Anna afirmou que os criminosos marcaram um encontro para falar sobre um suposto projeto. Antes de se encontrarem pessoalmente, conversaram por telefone e pelo aplicativo de mensagens WhatsApp.

Desde o momento em que foram abordadas, por volta das 10h de 7 de junho, as duas tiveram os aplicativos e informações pessoais investigados minuciosamente pelos bandidos.

“Eles pediram todas as senhas. Eram muito hábeis com os celulares. Eu tinha um iPhone e minha amiga, um Android, e eles sabiam mexer em tudo”, conta a arquiteta.
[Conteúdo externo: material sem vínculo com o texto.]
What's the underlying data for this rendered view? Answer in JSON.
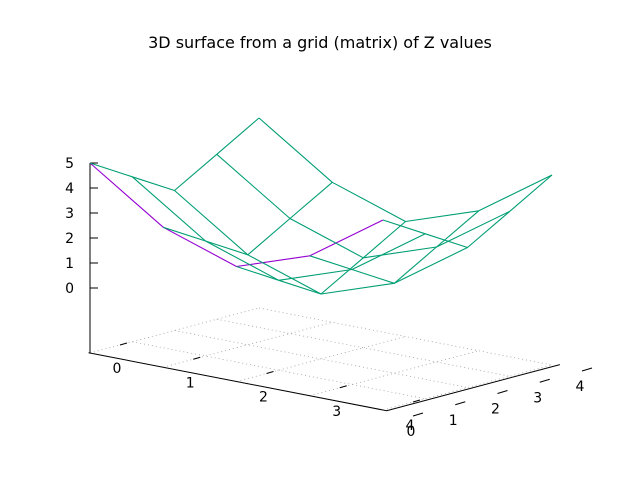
{
  "chart_data": {
    "type": "surface",
    "title": "3D surface from a grid (matrix) of Z values",
    "x_ticks": [
      "0",
      "1",
      "2",
      "3",
      "4"
    ],
    "y_ticks": [
      "0",
      "1",
      "2",
      "3",
      "4"
    ],
    "z_ticks": [
      "0",
      "1",
      "2",
      "3",
      "4",
      "5"
    ],
    "xlim": [
      0,
      4
    ],
    "ylim": [
      0,
      4
    ],
    "zlim": [
      0,
      5
    ],
    "grid": true,
    "x": [
      0,
      1,
      2,
      3,
      4
    ],
    "y": [
      0,
      1,
      2,
      3,
      4
    ],
    "z": [
      [
        5,
        4,
        3,
        4,
        5
      ],
      [
        3,
        2,
        1,
        2,
        3
      ],
      [
        2,
        1,
        0,
        1,
        2
      ],
      [
        3,
        2,
        1,
        2,
        3
      ],
      [
        5,
        4,
        3,
        4,
        5
      ]
    ],
    "colors": {
      "front_surface": "#9400d3",
      "back_surface": "#009e73"
    }
  }
}
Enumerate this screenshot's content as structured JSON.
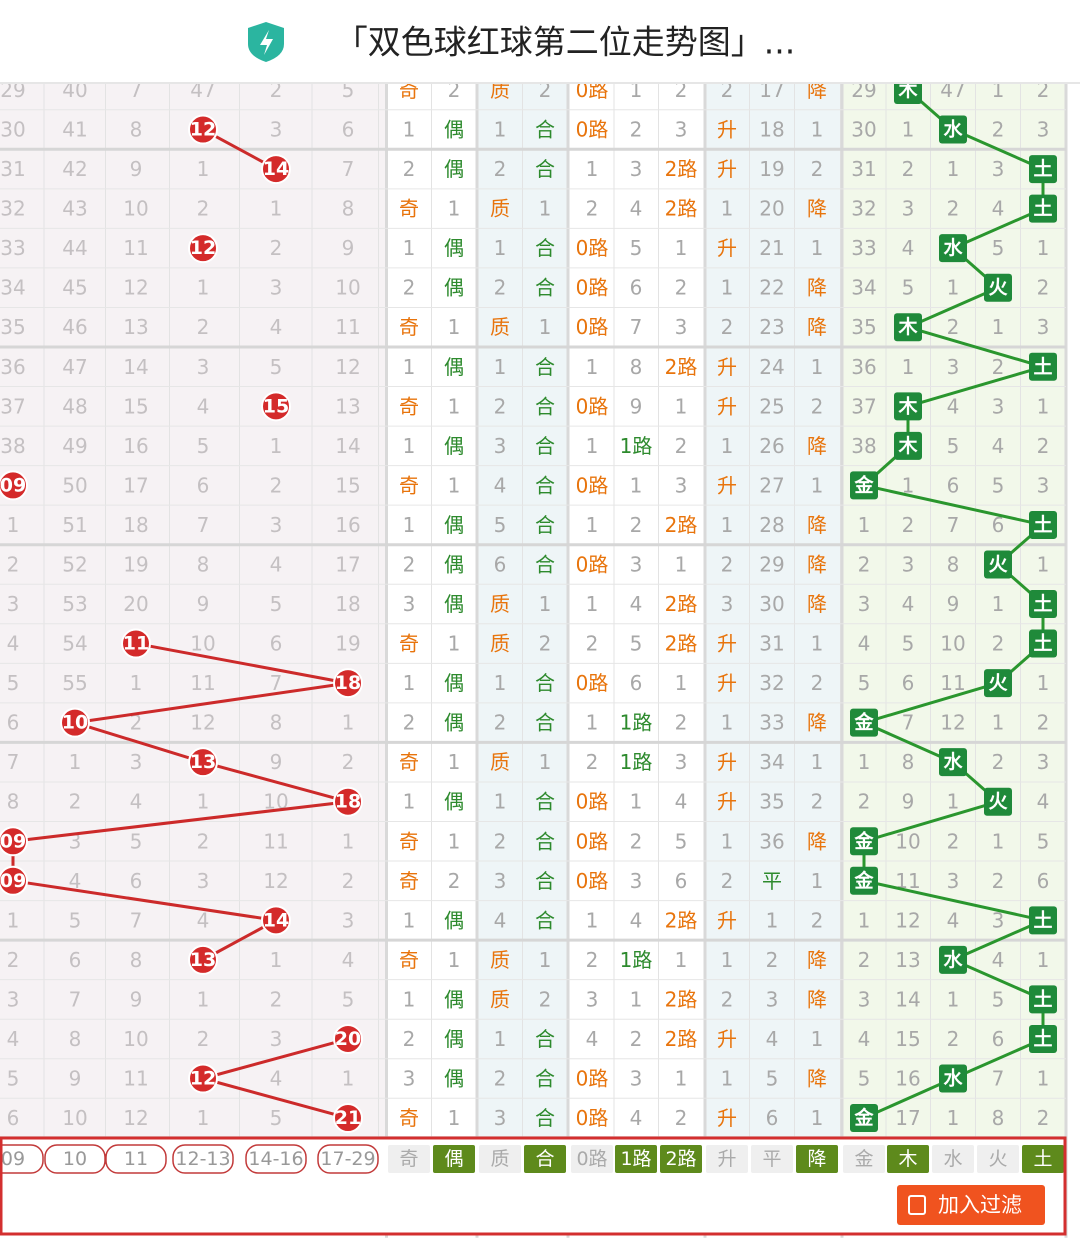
{
  "header": {
    "title": "「双色球红球第二位走势图」..."
  },
  "table": {
    "rows": [
      [
        "29",
        "40",
        "7",
        "47",
        "2",
        "5",
        "奇",
        "2",
        "质",
        "2",
        "0路",
        "1",
        "2",
        "2",
        "17",
        "降",
        "29",
        "木",
        "47",
        "1",
        "2"
      ],
      [
        "30",
        "41",
        "8",
        {
          "text": "12",
          "ball": true
        },
        "3",
        "6",
        "1",
        "偶",
        "1",
        "合",
        "0路",
        "2",
        "3",
        "升",
        "18",
        "1",
        "30",
        "1",
        "水",
        "2",
        "3"
      ],
      [
        "31",
        "42",
        "9",
        "1",
        {
          "text": "14",
          "ball": true
        },
        "7",
        "2",
        "偶",
        "2",
        "合",
        "1",
        "3",
        "2路",
        "升",
        "19",
        "2",
        "31",
        "2",
        "1",
        "3",
        "土"
      ],
      [
        "32",
        "43",
        "10",
        "2",
        "1",
        "8",
        "奇",
        "1",
        "质",
        "1",
        "2",
        "4",
        "2路",
        "1",
        "20",
        "降",
        "32",
        "3",
        "2",
        "4",
        "土"
      ],
      [
        "33",
        "44",
        "11",
        {
          "text": "12",
          "ball": true
        },
        "2",
        "9",
        "1",
        "偶",
        "1",
        "合",
        "0路",
        "5",
        "1",
        "升",
        "21",
        "1",
        "33",
        "4",
        "水",
        "5",
        "1"
      ],
      [
        "34",
        "45",
        "12",
        "1",
        "3",
        "10",
        "2",
        "偶",
        "2",
        "合",
        "0路",
        "6",
        "2",
        "1",
        "22",
        "降",
        "34",
        "5",
        "1",
        "火",
        "2"
      ],
      [
        "35",
        "46",
        "13",
        "2",
        "4",
        "11",
        "奇",
        "1",
        "质",
        "1",
        "0路",
        "7",
        "3",
        "2",
        "23",
        "降",
        "35",
        "木",
        "2",
        "1",
        "3"
      ],
      [
        "36",
        "47",
        "14",
        "3",
        "5",
        "12",
        "1",
        "偶",
        "1",
        "合",
        "1",
        "8",
        "2路",
        "升",
        "24",
        "1",
        "36",
        "1",
        "3",
        "2",
        "土"
      ],
      [
        "37",
        "48",
        "15",
        "4",
        {
          "text": "15",
          "ball": true
        },
        "13",
        "奇",
        "1",
        "2",
        "合",
        "0路",
        "9",
        "1",
        "升",
        "25",
        "2",
        "37",
        "木",
        "4",
        "3",
        "1"
      ],
      [
        "38",
        "49",
        "16",
        "5",
        "1",
        "14",
        "1",
        "偶",
        "3",
        "合",
        "1",
        "1路",
        "2",
        "1",
        "26",
        "降",
        "38",
        "木",
        "5",
        "4",
        "2"
      ],
      [
        {
          "text": "09",
          "ball": true
        },
        "50",
        "17",
        "6",
        "2",
        "15",
        "奇",
        "1",
        "4",
        "合",
        "0路",
        "1",
        "3",
        "升",
        "27",
        "1",
        "金",
        "1",
        "6",
        "5",
        "3"
      ],
      [
        "1",
        "51",
        "18",
        "7",
        "3",
        "16",
        "1",
        "偶",
        "5",
        "合",
        "1",
        "2",
        "2路",
        "1",
        "28",
        "降",
        "1",
        "2",
        "7",
        "6",
        "土"
      ],
      [
        "2",
        "52",
        "19",
        "8",
        "4",
        "17",
        "2",
        "偶",
        "6",
        "合",
        "0路",
        "3",
        "1",
        "2",
        "29",
        "降",
        "2",
        "3",
        "8",
        "火",
        "1"
      ],
      [
        "3",
        "53",
        "20",
        "9",
        "5",
        "18",
        "3",
        "偶",
        "质",
        "1",
        "1",
        "4",
        "2路",
        "3",
        "30",
        "降",
        "3",
        "4",
        "9",
        "1",
        "土"
      ],
      [
        "4",
        "54",
        {
          "text": "11",
          "ball": true
        },
        "10",
        "6",
        "19",
        "奇",
        "1",
        "质",
        "2",
        "2",
        "5",
        "2路",
        "升",
        "31",
        "1",
        "4",
        "5",
        "10",
        "2",
        "土"
      ],
      [
        "5",
        "55",
        "1",
        "11",
        "7",
        {
          "text": "18",
          "ball": true
        },
        "1",
        "偶",
        "1",
        "合",
        "0路",
        "6",
        "1",
        "升",
        "32",
        "2",
        "5",
        "6",
        "11",
        "火",
        "1"
      ],
      [
        "6",
        {
          "text": "10",
          "ball": true
        },
        "2",
        "12",
        "8",
        "1",
        "2",
        "偶",
        "2",
        "合",
        "1",
        "1路",
        "2",
        "1",
        "33",
        "降",
        "金",
        "7",
        "12",
        "1",
        "2"
      ],
      [
        "7",
        "1",
        "3",
        {
          "text": "13",
          "ball": true
        },
        "9",
        "2",
        "奇",
        "1",
        "质",
        "1",
        "2",
        "1路",
        "3",
        "升",
        "34",
        "1",
        "1",
        "8",
        "水",
        "2",
        "3"
      ],
      [
        "8",
        "2",
        "4",
        "1",
        "10",
        {
          "text": "18",
          "ball": true
        },
        "1",
        "偶",
        "1",
        "合",
        "0路",
        "1",
        "4",
        "升",
        "35",
        "2",
        "2",
        "9",
        "1",
        "火",
        "4"
      ],
      [
        {
          "text": "09",
          "ball": true
        },
        "3",
        "5",
        "2",
        "11",
        "1",
        "奇",
        "1",
        "2",
        "合",
        "0路",
        "2",
        "5",
        "1",
        "36",
        "降",
        "金",
        "10",
        "2",
        "1",
        "5"
      ],
      [
        {
          "text": "09",
          "ball": true
        },
        "4",
        "6",
        "3",
        "12",
        "2",
        "奇",
        "2",
        "3",
        "合",
        "0路",
        "3",
        "6",
        "2",
        "平",
        "1",
        "金",
        "11",
        "3",
        "2",
        "6"
      ],
      [
        "1",
        "5",
        "7",
        "4",
        {
          "text": "14",
          "ball": true
        },
        "3",
        "1",
        "偶",
        "4",
        "合",
        "1",
        "4",
        "2路",
        "升",
        "1",
        "2",
        "1",
        "12",
        "4",
        "3",
        "土"
      ],
      [
        "2",
        "6",
        "8",
        {
          "text": "13",
          "ball": true
        },
        "1",
        "4",
        "奇",
        "1",
        "质",
        "1",
        "2",
        "1路",
        "1",
        "1",
        "2",
        "降",
        "2",
        "13",
        "水",
        "4",
        "1"
      ],
      [
        "3",
        "7",
        "9",
        "1",
        "2",
        "5",
        "1",
        "偶",
        "质",
        "2",
        "3",
        "1",
        "2路",
        "2",
        "3",
        "降",
        "3",
        "14",
        "1",
        "5",
        "土"
      ],
      [
        "4",
        "8",
        "10",
        "2",
        "3",
        {
          "text": "20",
          "ball": true
        },
        "2",
        "偶",
        "1",
        "合",
        "4",
        "2",
        "2路",
        "升",
        "4",
        "1",
        "4",
        "15",
        "2",
        "6",
        "土"
      ],
      [
        "5",
        "9",
        "11",
        {
          "text": "12",
          "ball": true
        },
        "4",
        "1",
        "3",
        "偶",
        "2",
        "合",
        "0路",
        "3",
        "1",
        "1",
        "5",
        "降",
        "5",
        "16",
        "水",
        "7",
        "1"
      ],
      [
        "6",
        "10",
        "12",
        "1",
        "5",
        {
          "text": "21",
          "ball": true
        },
        "奇",
        "1",
        "3",
        "合",
        "0路",
        "4",
        "2",
        "升",
        "6",
        "1",
        "金",
        "17",
        "1",
        "8",
        "2"
      ]
    ],
    "footer": [
      {
        "text": "09",
        "selected": false
      },
      {
        "text": "10",
        "selected": false
      },
      {
        "text": "11",
        "selected": false
      },
      {
        "text": "12-13",
        "selected": false
      },
      {
        "text": "14-16",
        "selected": false
      },
      {
        "text": "17-29",
        "selected": false
      },
      {
        "text": "奇",
        "selected": false
      },
      {
        "text": "偶",
        "selected": true
      },
      {
        "text": "质",
        "selected": false
      },
      {
        "text": "合",
        "selected": true
      },
      {
        "text": "0路",
        "selected": false
      },
      {
        "text": "1路",
        "selected": true
      },
      {
        "text": "2路",
        "selected": true
      },
      {
        "text": "升",
        "selected": false
      },
      {
        "text": "平",
        "selected": false
      },
      {
        "text": "降",
        "selected": true
      },
      {
        "text": "金",
        "selected": false
      },
      {
        "text": "木",
        "selected": true
      },
      {
        "text": "水",
        "selected": false
      },
      {
        "text": "火",
        "selected": false
      },
      {
        "text": "土",
        "selected": true
      }
    ],
    "button": "加入过滤"
  }
}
“A primeira coisa que fizeram foi desligar a localização e rotear os telefones na internet de outro aparelho para que ele não fosse encontrado. Acessaram os aplicativos dos bancos e retiraram todo o dinheiro que conseguiram por transferências via Pix.”

No início, os criminosos usavam máscaras cirúrgicas comuns, contou a vítima. Mas, depois, ficaram de “cara limpa”.
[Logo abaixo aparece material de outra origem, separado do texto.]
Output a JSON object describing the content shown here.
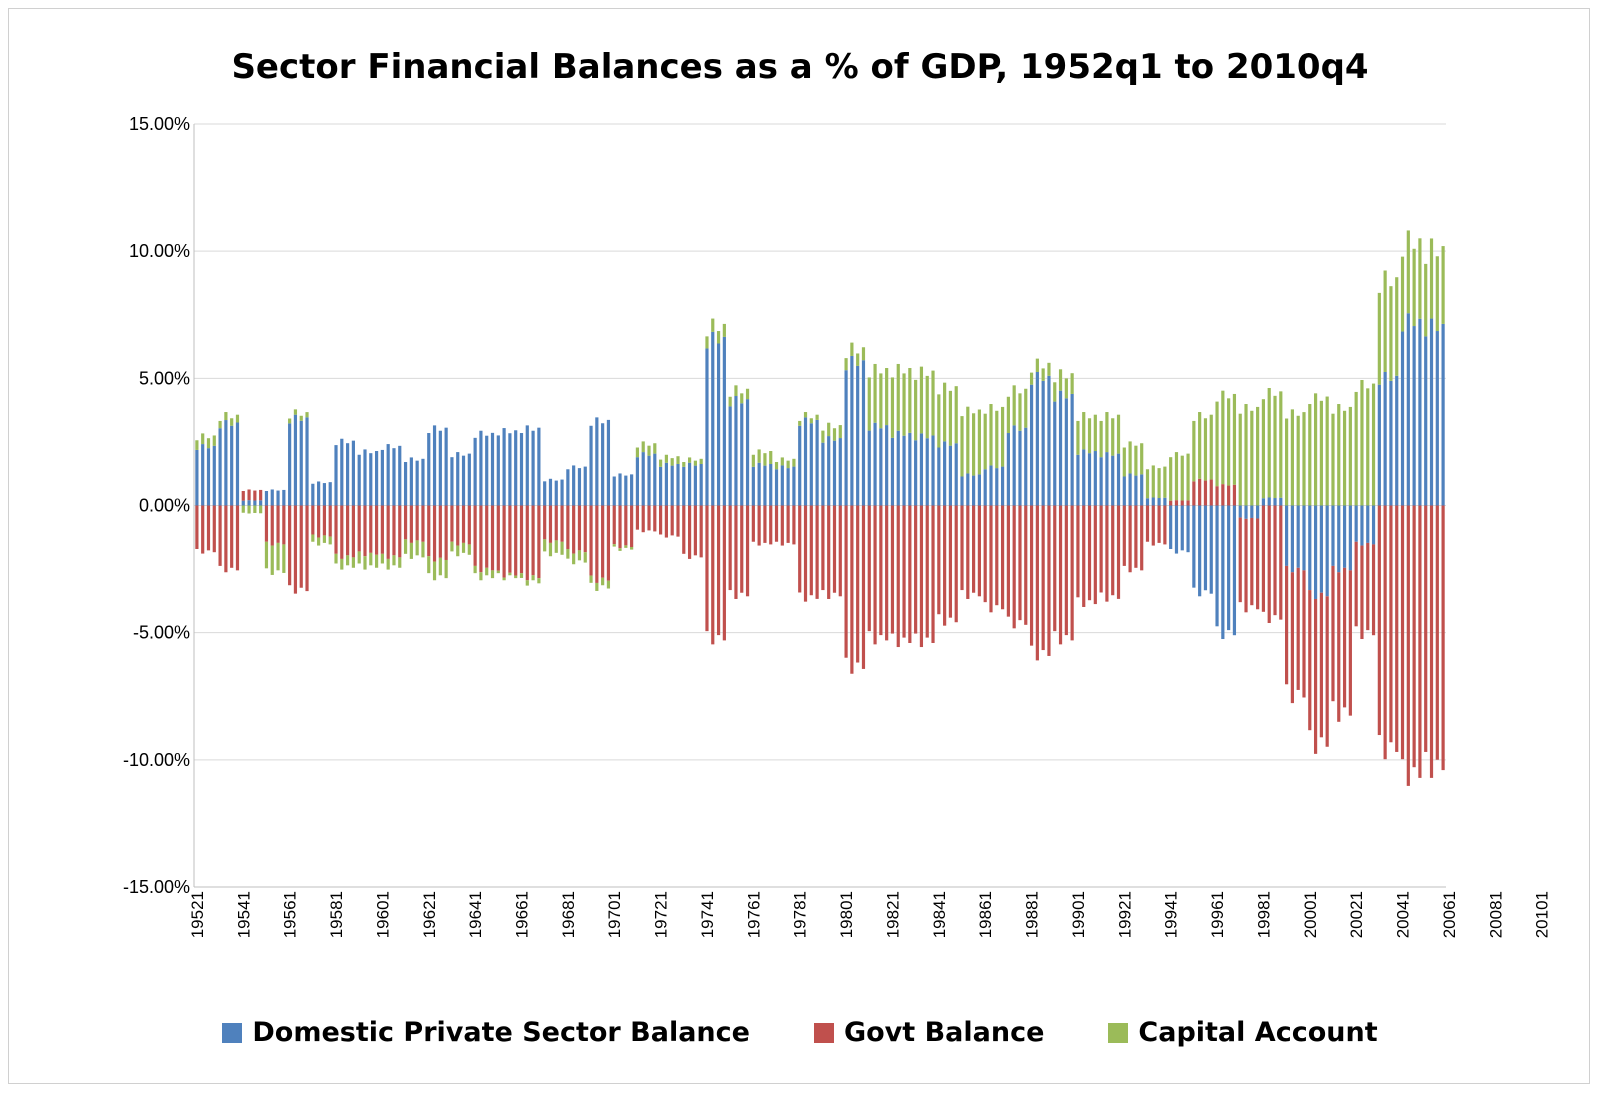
{
  "chart_data": {
    "type": "bar",
    "stacked": true,
    "title": "Sector Financial Balances as a % of GDP, 1952q1 to 2010q4",
    "xlabel": "",
    "ylabel": "",
    "ylim": [
      -15,
      15
    ],
    "yticks": [
      "15.00%",
      "10.00%",
      "5.00%",
      "0.00%",
      "-5.00%",
      "-10.00%",
      "-15.00%"
    ],
    "ytick_values": [
      15,
      10,
      5,
      0,
      -5,
      -10,
      -15
    ],
    "xtick_labels": [
      "19521",
      "19541",
      "19561",
      "19581",
      "19601",
      "19621",
      "19641",
      "19661",
      "19681",
      "19701",
      "19721",
      "19741",
      "19761",
      "19781",
      "19801",
      "19821",
      "19841",
      "19861",
      "19881",
      "19901",
      "19921",
      "19941",
      "19961",
      "19981",
      "20001",
      "20021",
      "20041",
      "20061",
      "20081",
      "20101"
    ],
    "x_start_year": 1952,
    "x_end_year": 2010,
    "grid": true,
    "legend_placement": "bottom",
    "colors": {
      "private": "#4f81bd",
      "govt": "#c0504d",
      "capital": "#9bbb59"
    },
    "quarterly_sampling": "annual averages of quarterly estimates; one bar per year-quarter approximated as 4 identical bars",
    "series": [
      {
        "name": "Domestic Private Sector Balance",
        "values": [
          2.3,
          3.2,
          0.2,
          0.6,
          3.4,
          0.9,
          2.5,
          2.1,
          2.3,
          1.8,
          3.0,
          2.0,
          2.8,
          2.9,
          3.0,
          1.0,
          1.5,
          3.3,
          1.2,
          2.0,
          1.6,
          1.6,
          6.5,
          4.1,
          1.6,
          1.5,
          3.3,
          2.6,
          5.6,
          3.1,
          2.8,
          2.7,
          2.4,
          1.2,
          1.5,
          3.0,
          5.0,
          4.3,
          2.1,
          2.0,
          1.2,
          0.3,
          -1.8,
          -3.4,
          -5.0,
          -0.5,
          0.3,
          -2.5,
          -3.5,
          -2.5,
          -1.5,
          5.0,
          7.2,
          7.0
        ]
      },
      {
        "name": "Govt Balance",
        "values": [
          -1.8,
          -2.5,
          0.4,
          -1.5,
          -3.3,
          -1.2,
          -2.0,
          -1.9,
          -2.0,
          -1.4,
          -2.1,
          -1.5,
          -2.5,
          -2.7,
          -2.8,
          -1.4,
          -1.8,
          -2.9,
          -1.6,
          -1.0,
          -1.2,
          -2.0,
          -5.2,
          -3.5,
          -1.5,
          -1.5,
          -3.6,
          -3.5,
          -6.3,
          -5.2,
          -5.3,
          -5.3,
          -4.5,
          -3.5,
          -4.0,
          -4.6,
          -5.8,
          -5.2,
          -3.8,
          -3.6,
          -2.5,
          -1.5,
          0.2,
          1.0,
          0.8,
          -3.5,
          -4.4,
          -4.9,
          -5.8,
          -5.6,
          -3.5,
          -9.5,
          -10.5,
          -10.2
        ]
      },
      {
        "name": "Capital Account",
        "values": [
          0.4,
          0.3,
          -0.3,
          -1.1,
          0.2,
          -0.3,
          -0.4,
          -0.5,
          -0.4,
          -0.6,
          -0.7,
          -0.4,
          -0.3,
          -0.1,
          -0.2,
          -0.5,
          -0.4,
          -0.3,
          -0.1,
          0.4,
          0.3,
          0.2,
          0.5,
          0.4,
          0.5,
          0.3,
          0.2,
          0.5,
          0.5,
          2.2,
          2.5,
          2.5,
          2.2,
          2.5,
          2.3,
          1.5,
          0.5,
          0.8,
          1.4,
          1.5,
          1.2,
          1.2,
          1.8,
          2.5,
          3.5,
          3.8,
          4.1,
          3.6,
          4.2,
          3.8,
          4.7,
          3.8,
          3.1,
          3.0
        ]
      }
    ]
  },
  "legend": {
    "items": [
      {
        "label": "Domestic Private Sector Balance",
        "color": "#4f81bd"
      },
      {
        "label": "Govt Balance",
        "color": "#c0504d"
      },
      {
        "label": "Capital Account",
        "color": "#9bbb59"
      }
    ]
  }
}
Anna estima que ao menos quatro pessoas faziam parte da quadrilha. Os dois primeiros que a abordaram, um terceiro com quem conversavam frequentemente e um último, que chegou no final e era chamado de “menor” pelos criminosos.

Segundo Anna, enquanto ela e a amiga estavam sequestradas, os bandidos gastaram R$ 15 mil em compras nos cartões de crédito dela. Também sacaram R$ 10 mil de sua conta no banco Santander e fizeram um empréstimo de R$ 5 mil – esse dinheiro foi transferido para outras contas por Pix.

Procurado pela BBC News Brasil, o Santander disse que “resolveu o caso junto à cliente”. Anna afirma que o banco devolveu todo o valor roubado.

No Itaú, os bandidos fizeram um empréstimo de R$ 130 mil em nome de Anna, mas só conseguiram sacar R$ 20 mil porque o próprio banco fez um bloqueio automático.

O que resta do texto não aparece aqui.